Thursday, April 06, 2017

The more-or-less fast-approaching defeat of Trumpism

Jonathan Chait and Ed Kilgore at New York Magazine are still all in for the corporate wing of the Democratic Party. From the cold, dead hands of the agents of the party's defeat, I guess.

Nobody on the Eastern Seaboard was a bigger cheerleader for Hillary Clinton last year than was Chait. He opposed Bernie Sanders' call for a $15 federal minimum wage, and called Sanders' campaign against free trade "more ignorant than Donald Trump's." My favorite among his criticisms of Sanders that were, in retrospect, an unintentional indictment of the Clinton campaign instead is that last year's Democrats "risk losing the presidency" by nominating a candidate who has been "shelter(ed).. from necessary internal criticism."

For his part, Kilgore, during that period of the campaign just before WikiLeaks exposed to voters the anti-Sanders machinations inside the DNC, argued that Clinton should "offer Team Sanders the fool's gold of platform concessions and maybe the promise of a look at primary laws and procedure" rather than actual concessions and, it would seem then, the basic courtesy of respect and consideration. Kilgore also opined last May, more than half a year ahead of the Rust Belt Revolt, that "the actual working-class voters Sanders claims to represent view Clinton as the devil isn't borne out by the numbers."

So when these two cats lean in to tell you that Donald Trump's political death is imminent, grab a pen and a college-ruled, spiral-bound notepad and form a Lotus-position at their feet because they're most certainly hooked to something big.

Chait's editor has chosen for his latest cheer routine the headline "Republicans Are Going to Wish Hillary Clinton Won." This is New York Magazine politics at its finest. Give the people the reality they want. Reinforce their most strongly-held beliefs about the purity of their own motives and the wisdom of the electoral choices that they make. Though there are some odd comic elements to the article, Chait seems legitimately convinced that Republican Party is (again) on the verge of collapse. In fact, I could have put that phrase "verge of collapse" in quotes. He writes that exactly-- even as he then follows that immediately with an acknowledgement that the nation's dominant party is about to add a Supreme Court justice, "a host of federal judges, and a wide array of deregulation."

Kilgore's April 5th offering is titled "Trump will Help Dems Solve Their 'Midterm Falloff' Problem." He's already predicting big gains for the Dems in the 2018 mid-terms, something that-- if it happens as he suggests-- would be a historical rarity indeed as Democratic turnout is typically horrendous in off-presidential years.

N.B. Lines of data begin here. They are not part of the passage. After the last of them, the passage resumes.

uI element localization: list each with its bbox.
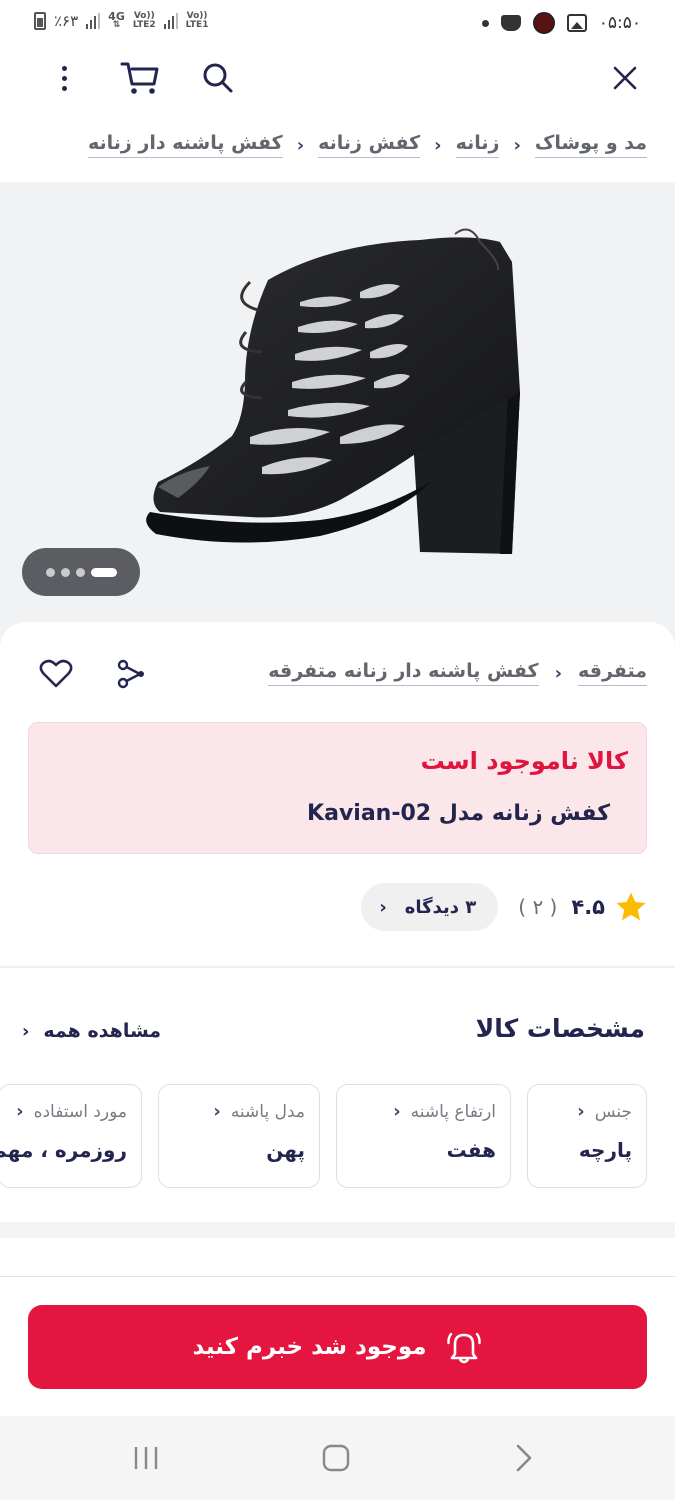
cart-button[interactable] bbox=[116, 54, 164, 102]
spec-card-material[interactable]: جنس ‹ پارچه bbox=[527, 1084, 647, 1188]
search-icon bbox=[203, 63, 233, 93]
spec-value: پارچه bbox=[578, 1138, 632, 1162]
chevron-left-icon: ‹ bbox=[434, 134, 442, 156]
spec-card-heel-type[interactable]: مدل پاشنه ‹ پهن bbox=[158, 1084, 320, 1188]
network-indicator-1: 4G ⇅ bbox=[108, 10, 125, 30]
home-icon bbox=[322, 1444, 350, 1472]
image-icon bbox=[566, 14, 587, 32]
product-title: کفش زنانه مدل Kavian-02 bbox=[307, 801, 610, 826]
chevron-left-icon: ‹ bbox=[16, 1101, 24, 1122]
breadcrumb-item-fashion[interactable]: مد و پوشاک bbox=[534, 132, 647, 158]
more-button[interactable] bbox=[40, 54, 88, 102]
stock-status: کالا ناموجود است bbox=[420, 747, 628, 775]
rating-value: ۴.۵ bbox=[571, 895, 605, 919]
chevron-left-icon: ‹ bbox=[577, 1101, 585, 1122]
app-notification-icon bbox=[532, 12, 555, 34]
breadcrumb: مد و پوشاک ‹ زنانه ‹ کفش زنانه ‹ کفش پاش… bbox=[87, 132, 647, 158]
share-button[interactable] bbox=[108, 650, 156, 698]
favorite-button[interactable] bbox=[32, 650, 80, 698]
signal-icon bbox=[86, 13, 101, 29]
pager-dot bbox=[45, 567, 55, 577]
star-icon bbox=[616, 892, 646, 921]
close-icon bbox=[613, 66, 637, 90]
spec-value: روزمره ، مهمانی bbox=[0, 1138, 127, 1162]
pager-dot bbox=[75, 567, 85, 577]
system-nav-bar bbox=[0, 1416, 675, 1500]
home-button[interactable] bbox=[306, 1434, 366, 1482]
chevron-left-icon: ‹ bbox=[213, 1101, 221, 1122]
chevron-left-icon: ‹ bbox=[22, 1020, 30, 1042]
network-indicator-lte2: Vo)) LTE2 bbox=[132, 11, 156, 30]
product-sheet: متفرقه ‹ کفش پاشنه دار زنانه متفرقه کالا… bbox=[0, 622, 675, 1222]
stock-alert-box: کالا ناموجود است کفش زنانه مدل Kavian-02 bbox=[28, 722, 647, 854]
chevron-left-icon: ‹ bbox=[379, 896, 387, 918]
battery-icon bbox=[34, 12, 46, 30]
reviews-button[interactable]: ۳ دیدگاه ‹ bbox=[361, 883, 499, 931]
spec-label: مورد استفاده bbox=[33, 1101, 127, 1122]
spec-cards: جنس ‹ پارچه ارتفاع پاشنه ‹ هفت مدل پاشنه ‹ … bbox=[0, 1084, 647, 1188]
basket-icon bbox=[500, 15, 521, 31]
battery-percent: ٪۶۳ bbox=[54, 12, 79, 30]
search-button[interactable] bbox=[194, 54, 242, 102]
spec-card-usage[interactable]: مورد استفاده ‹ روزمره ، مهمانی bbox=[0, 1084, 142, 1188]
section-gap bbox=[0, 1222, 675, 1238]
divider bbox=[0, 1276, 675, 1277]
signal-icon-2 bbox=[163, 13, 178, 29]
pager-dot-active bbox=[90, 567, 117, 577]
share-icon bbox=[117, 659, 144, 689]
more-vertical-icon bbox=[61, 65, 67, 71]
recents-icon bbox=[134, 1447, 158, 1469]
status-left: ٪۶۳ 4G ⇅ Vo)) LTE2 Vo)) LTE1 bbox=[34, 10, 209, 30]
bottom-action-bar: موجود شد خبرم کنید bbox=[0, 1238, 675, 1416]
notification-dot-icon bbox=[481, 19, 489, 27]
network-indicator-lte1: Vo)) LTE1 bbox=[185, 11, 209, 30]
gallery-pager[interactable] bbox=[22, 548, 140, 596]
spec-label: ارتفاع پاشنه bbox=[410, 1101, 496, 1122]
chevron-left-icon: ‹ bbox=[554, 662, 563, 684]
section-divider bbox=[0, 966, 675, 968]
rating-count: ( ۲ ) bbox=[518, 895, 558, 919]
clock: ۰۵:۵۰ bbox=[598, 13, 641, 33]
cart-icon bbox=[120, 62, 159, 94]
chevron-left-icon: ‹ bbox=[513, 134, 521, 156]
notify-when-available-button[interactable]: موجود شد خبرم کنید bbox=[28, 1305, 647, 1389]
close-button[interactable] bbox=[601, 54, 649, 102]
breadcrumb-item-women-shoes[interactable]: کفش زنانه bbox=[318, 132, 421, 158]
heart-icon bbox=[39, 659, 73, 688]
back-button[interactable] bbox=[494, 1434, 554, 1482]
top-toolbar bbox=[0, 50, 675, 106]
notify-label: موجود شد خبرم کنید bbox=[192, 1334, 427, 1360]
brand-link[interactable]: متفرقه bbox=[578, 660, 647, 686]
spec-label: مدل پاشنه bbox=[230, 1101, 305, 1122]
spec-value: پهن bbox=[266, 1138, 305, 1162]
product-category-row: متفرقه ‹ کفش پاشنه دار زنانه متفرقه bbox=[268, 660, 647, 686]
spec-value: هفت bbox=[446, 1138, 496, 1162]
chevron-left-icon: ‹ bbox=[393, 1101, 401, 1122]
specs-title: مشخصات کالا bbox=[475, 1014, 645, 1043]
category-link[interactable]: کفش پاشنه دار زنانه متفرقه bbox=[268, 660, 539, 686]
product-gallery[interactable] bbox=[0, 182, 675, 652]
status-right: ۰۵:۵۰ bbox=[481, 12, 641, 34]
chevron-left-icon: ‹ bbox=[296, 134, 305, 156]
back-icon bbox=[516, 1444, 532, 1472]
see-all-specs-link[interactable]: مشاهده همه ‹ bbox=[22, 1020, 161, 1042]
breadcrumb-item-heeled-shoes[interactable]: کفش پاشنه دار زنانه bbox=[87, 132, 283, 158]
see-all-label: مشاهده همه bbox=[43, 1020, 162, 1042]
reviews-label: ۳ دیدگاه bbox=[404, 896, 477, 918]
status-bar: ٪۶۳ 4G ⇅ Vo)) LTE2 Vo)) LTE1 ۰۵:۵۰ bbox=[0, 0, 675, 50]
bell-icon bbox=[447, 1332, 482, 1364]
recents-button[interactable] bbox=[116, 1434, 176, 1482]
spec-card-heel-height[interactable]: ارتفاع پاشنه ‹ هفت bbox=[336, 1084, 511, 1188]
pager-dot bbox=[60, 567, 70, 577]
spec-label: جنس bbox=[594, 1101, 632, 1122]
breadcrumb-item-women[interactable]: زنانه bbox=[455, 132, 500, 158]
rating-row: ۴.۵ ( ۲ ) ۳ دیدگاه ‹ bbox=[361, 880, 647, 934]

Where can all of this optimism be coming from unless they're still unmoored from reality? Few other details are offered by either man. Where are the candidates of opposition? What will they look like? What will their message be? They've got a live one out in Montana, but they're ignoring him. There's no evidence that anything has changed at all in the mindset of the leadership of this party that is now relegated to minor status-- controlling neither the White House, nor the Senate, nor the Congress. Only 16 of 50 state governors are Democrats. The party was obliterated at the local level during the Obama presidency, experiencing a net loss of 1,000 seats in state legislatures during the last eight years.

Have they changed their message? Are they reaching out to the disaffected working-class voters in Rust Belt states that handed Clinton her defeat and helped send an overwhelming majority of Republicans to Washington for 2017? You tell me. Do you hear any of them, or their surrogates, talking about jobs? About trade? About a living wage? We might claim different news sources, but all I hear from them is xenophobic shit about Russia. Their only apparent strategy for combating what Chait refers to as Trump's "power of ethnonationalism" is a little ethnonationalism of their own. If only they aped his rhetoric of economic populism instead.

What we're getting instead from Chait and Kilgore, and from Democrats in general, is a doubling-down on a strategy that has already face-planted-- a rigid focus on their hopeful perceptions of a "Trump hate" existing among the populace, and still refusing to develop a populist message of their own despite the gaping vacuum Trump has created for a version of the real thing. Trump has indeed exuded an extraordinary incompetence during his first two-and-a-half months on the job, but the Democrats are still gifting him with the same antidote for his defeat.